Sono un’assistente alla comunicazione in un asilo e ho parlato con una maestra di un bambino che è sì sordo, ma anche oralista. Vi scrivo per parlarvi di un tema molto importante che è quello della disabilità e in particolare della sordità. C’è purtroppo molta ignoranza sul tema e tanta gente persino gli addetti ai lavori non conoscono tante specifiche un po’ più particolari. Io e la maestra ne abbiamo parlato ed è emersa purtroppo molta ignoranza. Non metto nomi perché non sarebbe corretto né professionalmente né umanamente. Il mio intento è solo fare riflettere su un problema. Non voglio fare nessuno spiegone noioso. Solo dire che i bambini sordi non devono per forza imparare la LIS, la lingua italiana dei segni, possono anche imparare a comprendere la lingua parlata e questo approccio si chiama oralismo. È una scelta delle famiglie che bisogna rispettare in base alle specifiche esigenze. Volevo solo parlare di questo problema per aumentare il senso collettivo di consapevolezza. Non voglio fare nessuna polemica né accusare nessuno. Possiamo sempre imparare cose nuove, anche se siamo dei grandi professionisti con tanti anni sulle spalle.
Scrivete cosa ne pensate nei commenti di Facebook e Buona lettura!
La nostra fan, assistente alla comunicazione in un asilo, ha deciso di condividere un’esperienza significativa per portare consapevolezza su un tema importante: la sordità nei bambini e le scelte educative che ruotano intorno a questa condizione.

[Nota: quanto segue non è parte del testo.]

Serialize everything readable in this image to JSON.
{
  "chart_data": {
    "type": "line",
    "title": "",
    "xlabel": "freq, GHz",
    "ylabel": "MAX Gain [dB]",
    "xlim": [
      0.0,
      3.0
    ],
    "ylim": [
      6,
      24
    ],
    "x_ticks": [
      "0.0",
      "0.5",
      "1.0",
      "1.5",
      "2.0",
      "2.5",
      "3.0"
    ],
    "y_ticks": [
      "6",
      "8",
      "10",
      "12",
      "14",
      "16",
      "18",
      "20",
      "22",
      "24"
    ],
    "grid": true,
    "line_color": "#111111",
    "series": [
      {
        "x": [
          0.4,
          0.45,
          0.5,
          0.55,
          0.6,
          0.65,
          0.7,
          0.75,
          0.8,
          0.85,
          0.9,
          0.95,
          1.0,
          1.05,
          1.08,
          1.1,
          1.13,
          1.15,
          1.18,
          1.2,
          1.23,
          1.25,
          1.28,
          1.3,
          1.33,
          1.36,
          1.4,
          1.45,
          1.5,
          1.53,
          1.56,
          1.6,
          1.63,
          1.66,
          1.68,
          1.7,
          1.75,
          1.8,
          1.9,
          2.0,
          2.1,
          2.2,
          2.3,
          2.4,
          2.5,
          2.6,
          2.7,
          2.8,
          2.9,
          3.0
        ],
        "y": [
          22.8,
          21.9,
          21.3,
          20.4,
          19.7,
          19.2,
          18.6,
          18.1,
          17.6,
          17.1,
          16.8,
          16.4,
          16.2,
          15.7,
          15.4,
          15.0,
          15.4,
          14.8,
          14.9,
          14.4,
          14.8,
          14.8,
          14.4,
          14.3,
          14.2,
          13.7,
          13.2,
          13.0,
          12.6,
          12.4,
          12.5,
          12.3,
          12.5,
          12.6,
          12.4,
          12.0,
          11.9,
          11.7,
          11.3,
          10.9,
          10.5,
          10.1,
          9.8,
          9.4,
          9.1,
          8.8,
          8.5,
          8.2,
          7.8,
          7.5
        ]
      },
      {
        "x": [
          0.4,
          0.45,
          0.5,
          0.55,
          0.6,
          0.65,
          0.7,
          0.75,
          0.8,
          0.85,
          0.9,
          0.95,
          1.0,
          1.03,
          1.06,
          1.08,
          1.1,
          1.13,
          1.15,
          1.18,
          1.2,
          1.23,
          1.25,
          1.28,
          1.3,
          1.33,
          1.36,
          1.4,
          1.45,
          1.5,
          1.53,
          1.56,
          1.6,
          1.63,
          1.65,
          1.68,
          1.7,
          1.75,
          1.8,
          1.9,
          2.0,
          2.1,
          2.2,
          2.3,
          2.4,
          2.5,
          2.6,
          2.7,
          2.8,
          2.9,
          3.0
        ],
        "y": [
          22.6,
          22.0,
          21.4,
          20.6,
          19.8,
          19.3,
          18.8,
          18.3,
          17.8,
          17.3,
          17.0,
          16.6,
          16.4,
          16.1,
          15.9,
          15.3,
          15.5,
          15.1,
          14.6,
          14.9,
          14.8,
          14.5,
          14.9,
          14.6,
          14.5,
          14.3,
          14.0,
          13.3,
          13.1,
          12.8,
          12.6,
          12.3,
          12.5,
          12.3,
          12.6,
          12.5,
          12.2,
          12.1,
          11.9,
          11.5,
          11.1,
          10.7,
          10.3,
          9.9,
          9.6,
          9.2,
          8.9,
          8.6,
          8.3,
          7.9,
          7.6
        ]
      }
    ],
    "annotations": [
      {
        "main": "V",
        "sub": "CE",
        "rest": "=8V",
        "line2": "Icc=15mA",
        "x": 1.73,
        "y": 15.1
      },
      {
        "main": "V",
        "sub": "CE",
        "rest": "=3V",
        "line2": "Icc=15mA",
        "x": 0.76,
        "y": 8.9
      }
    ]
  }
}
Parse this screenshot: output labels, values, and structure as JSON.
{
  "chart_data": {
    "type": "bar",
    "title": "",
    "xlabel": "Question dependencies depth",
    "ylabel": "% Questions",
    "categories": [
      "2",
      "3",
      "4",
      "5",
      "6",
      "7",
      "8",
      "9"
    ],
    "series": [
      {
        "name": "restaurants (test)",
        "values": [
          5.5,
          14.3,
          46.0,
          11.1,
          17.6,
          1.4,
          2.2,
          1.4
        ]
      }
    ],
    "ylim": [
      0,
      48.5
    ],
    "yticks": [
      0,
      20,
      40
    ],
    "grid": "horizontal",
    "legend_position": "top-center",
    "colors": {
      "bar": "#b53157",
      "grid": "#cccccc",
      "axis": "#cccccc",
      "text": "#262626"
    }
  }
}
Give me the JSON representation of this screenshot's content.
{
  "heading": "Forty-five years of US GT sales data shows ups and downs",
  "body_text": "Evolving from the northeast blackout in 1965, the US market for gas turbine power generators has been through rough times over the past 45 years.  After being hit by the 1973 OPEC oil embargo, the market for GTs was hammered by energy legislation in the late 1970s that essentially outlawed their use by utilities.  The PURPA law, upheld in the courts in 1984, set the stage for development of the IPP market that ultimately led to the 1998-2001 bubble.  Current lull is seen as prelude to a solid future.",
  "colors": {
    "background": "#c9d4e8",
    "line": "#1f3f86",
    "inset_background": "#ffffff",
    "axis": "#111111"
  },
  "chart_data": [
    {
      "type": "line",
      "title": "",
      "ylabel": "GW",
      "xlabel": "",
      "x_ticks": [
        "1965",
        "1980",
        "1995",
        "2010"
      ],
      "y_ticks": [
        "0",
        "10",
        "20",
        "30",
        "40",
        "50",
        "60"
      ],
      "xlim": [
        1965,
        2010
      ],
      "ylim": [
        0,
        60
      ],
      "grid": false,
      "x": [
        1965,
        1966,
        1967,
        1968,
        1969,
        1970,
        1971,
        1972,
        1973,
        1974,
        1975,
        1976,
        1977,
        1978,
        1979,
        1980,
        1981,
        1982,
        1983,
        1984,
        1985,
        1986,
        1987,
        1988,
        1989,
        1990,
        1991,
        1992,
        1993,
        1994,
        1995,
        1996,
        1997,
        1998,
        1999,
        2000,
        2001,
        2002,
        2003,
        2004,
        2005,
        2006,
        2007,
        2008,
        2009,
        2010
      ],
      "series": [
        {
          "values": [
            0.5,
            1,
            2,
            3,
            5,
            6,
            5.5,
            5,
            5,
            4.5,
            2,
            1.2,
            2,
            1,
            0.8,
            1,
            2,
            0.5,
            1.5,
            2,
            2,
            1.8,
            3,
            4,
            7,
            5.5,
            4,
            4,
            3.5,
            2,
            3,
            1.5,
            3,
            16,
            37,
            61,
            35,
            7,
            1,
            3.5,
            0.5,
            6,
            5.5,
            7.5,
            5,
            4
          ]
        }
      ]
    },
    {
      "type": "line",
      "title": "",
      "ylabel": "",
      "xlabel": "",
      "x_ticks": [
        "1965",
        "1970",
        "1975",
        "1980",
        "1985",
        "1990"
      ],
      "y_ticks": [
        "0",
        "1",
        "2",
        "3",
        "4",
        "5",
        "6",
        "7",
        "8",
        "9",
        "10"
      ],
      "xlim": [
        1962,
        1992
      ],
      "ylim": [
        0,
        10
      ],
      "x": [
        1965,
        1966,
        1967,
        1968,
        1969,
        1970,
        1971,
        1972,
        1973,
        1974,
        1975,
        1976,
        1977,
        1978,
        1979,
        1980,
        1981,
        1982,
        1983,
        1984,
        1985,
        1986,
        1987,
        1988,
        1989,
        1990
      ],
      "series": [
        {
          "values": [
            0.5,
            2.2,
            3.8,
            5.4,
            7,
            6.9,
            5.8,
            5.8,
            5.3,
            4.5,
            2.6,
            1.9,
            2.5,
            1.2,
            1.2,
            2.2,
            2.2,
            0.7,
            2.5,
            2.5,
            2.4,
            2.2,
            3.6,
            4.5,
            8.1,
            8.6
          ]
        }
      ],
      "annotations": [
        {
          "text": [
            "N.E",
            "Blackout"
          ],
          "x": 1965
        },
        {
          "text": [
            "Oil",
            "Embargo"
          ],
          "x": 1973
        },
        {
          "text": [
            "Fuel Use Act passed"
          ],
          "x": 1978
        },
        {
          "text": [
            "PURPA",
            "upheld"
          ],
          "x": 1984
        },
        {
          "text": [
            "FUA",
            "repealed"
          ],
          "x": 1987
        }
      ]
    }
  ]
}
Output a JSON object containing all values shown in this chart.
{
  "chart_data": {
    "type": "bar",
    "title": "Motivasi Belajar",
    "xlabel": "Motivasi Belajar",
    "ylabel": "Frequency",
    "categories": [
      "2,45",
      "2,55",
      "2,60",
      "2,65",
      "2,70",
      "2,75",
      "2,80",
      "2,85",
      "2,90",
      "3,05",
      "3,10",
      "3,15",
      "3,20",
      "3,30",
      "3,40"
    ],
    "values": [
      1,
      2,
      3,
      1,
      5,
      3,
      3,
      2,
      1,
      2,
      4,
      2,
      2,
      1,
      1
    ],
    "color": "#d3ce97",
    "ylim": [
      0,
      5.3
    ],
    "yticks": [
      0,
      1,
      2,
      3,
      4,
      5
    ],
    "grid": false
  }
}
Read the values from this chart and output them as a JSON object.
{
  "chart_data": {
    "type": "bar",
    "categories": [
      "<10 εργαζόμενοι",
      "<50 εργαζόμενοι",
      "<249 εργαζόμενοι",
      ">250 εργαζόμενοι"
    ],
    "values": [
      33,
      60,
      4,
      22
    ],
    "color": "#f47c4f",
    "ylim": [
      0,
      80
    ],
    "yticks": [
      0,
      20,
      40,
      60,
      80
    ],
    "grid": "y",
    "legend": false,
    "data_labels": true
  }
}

Racconta di aver avuto una conversazione con una maestra riguardo a un bambino sordo che frequenta l’asilo, bambino che, oltre a essere sordo, è anche oralista. Sottolinea come, purtroppo, ci sia ancora molta ignoranza sull’argomento, anche tra chi lavora quotidianamente con i bambini. Durante il confronto con l’insegnante, ha percepito chiaramente quanto poco si conoscano alcuni aspetti più specifici legati alla sordità, nonostante le migliori intenzioni di chi lavora sul campo.
Spiega che non tutti i bambini sordi sono obbligati a imparare la LIS (Lingua Italiana dei Segni), ma possono anche apprendere a comprendere e usare la lingua parlata, seguendo un percorso chiamato oralismo, che consiste nell’uso del linguaggio verbale supportato da strategie specifiche e dispositivi tecnologici. Sottolinea come questa sia una scelta delle famiglie, che va rispettata, e che ogni situazione ha le proprie esigenze, senza un’unica soluzione valida per tutti.
Ha scelto di raccontare questa esperienza senza polemica e senza accusare nessuno, ma con l’intento di aumentare la consapevolezza collettiva su un argomento spesso trattato in modo superficiale. Precisa che non è sua intenzione “fare spiegoni” o noiosi discorsi teorici, ma semplicemente invitare a riflettere sul fatto che anche chi ha anni di esperienza nel settore educativo può sempre imparare qualcosa di nuovo, soprattutto quando si tratta del benessere e del rispetto delle scelte delle famiglie e dei bambini che vivono la disabilità ogni giorno.